Neural network and deep learning are dominating the airwaves at the moment
If the data set being used is small, then feature engineering is required. Feature engineering is the art/science of teasing out latent information in the data so that the machine learning algorithm can use it to learn. Lets take an example – consider a data set of retail transactions from a store. This data set may have a date time stamp of the transaction, a set of skus (stock keeping units) of product purchased, a store ID, a customer ID, dollar value of the transaction amongst other fields. Each of these fields have a lot of latent information. Consider the data time stamp – it contains information such as day of week (week day or weekend in a simplified scenario), time of the transaction (or day parts like morning, afternoon, evening, night), whether it was a public holiday etc. A customer ID maybe present if the customer is part of a loyalty program. Using the store ID to get the location of the store, and customer address, a feature can be engineered that calculates the distance the customer travelled to make this particular purchase. Such features may be really important for machine learning. These features can be extracted by data scientists who understand the business domain as well problem being solved. Success of a machine learning initiative can often depend on feature engineering and understanding of the data.
Deep Learning and Deep Thinking
Neural network and deep learning are dominating the airwaves at the moment. One might feel that by not using these techniques they are missing out. Let’s put this perspective through Kaggle 2017 State of Data Science and Machine Learning survey:
This chart shows that top three methods being used are not deep learning methods. State of the art deep learning methods require a lot of data to train today. Goodfellow et al in their Deep Learning book propose:
As of 2016, a rough rule of thumb is that a supervised deep learning algorithm will generally achieve acceptable performance with around 5,000 labeled examples per category and will match or exceed human performance when trained with a dataset containing at least 10 million labeled examples.
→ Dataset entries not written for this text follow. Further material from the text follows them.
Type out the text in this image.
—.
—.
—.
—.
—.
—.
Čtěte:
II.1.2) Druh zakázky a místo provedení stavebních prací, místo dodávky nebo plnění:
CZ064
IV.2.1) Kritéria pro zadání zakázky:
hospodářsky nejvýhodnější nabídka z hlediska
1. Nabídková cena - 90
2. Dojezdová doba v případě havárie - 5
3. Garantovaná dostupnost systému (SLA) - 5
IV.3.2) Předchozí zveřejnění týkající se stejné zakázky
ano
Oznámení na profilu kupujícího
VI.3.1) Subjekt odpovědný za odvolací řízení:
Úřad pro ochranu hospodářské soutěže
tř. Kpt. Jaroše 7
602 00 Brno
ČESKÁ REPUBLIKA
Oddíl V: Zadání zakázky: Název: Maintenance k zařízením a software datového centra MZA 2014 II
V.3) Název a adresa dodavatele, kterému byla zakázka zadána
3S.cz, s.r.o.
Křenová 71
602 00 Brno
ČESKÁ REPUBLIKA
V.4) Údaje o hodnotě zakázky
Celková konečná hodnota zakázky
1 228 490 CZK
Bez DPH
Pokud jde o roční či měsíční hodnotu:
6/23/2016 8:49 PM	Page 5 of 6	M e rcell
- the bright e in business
The key to note here is per category. Ability to convert a task into a supervised learning problem, and making sure there are enough examples to train a deep learning algorithm can be a very challenging task.
Key to being successful in applying latest algorithms is to cast problems as supervised problems. Supervised learning is a class of machine learning problems where the desired output is known with the input data. For example, the input could be an image and desired output is the label ‘cat’. Both of these would need to be fed into a deep learning network, in fact many thousands and more likely thousands of them, for the algorithm to learn and work effectively. Another way to phrase this problem is to consider pairs of the form (A -> B). B represents one of the many types of labels the machine is learning to discriminate. In case of the cat detector, these could be the two possible values (cat, not cat). During training, multiple (A,B) pairs are provided. Once the algorithm is trained, input of the form (A, ?) is passed in and the machine guesses the correct label.
To be successful, start with casting your problem into a supervised learning problem. This is often the hard part of Machine Thinking. Once you are able to do that, there is very little to stop you from building amazing machine learning solutions and products.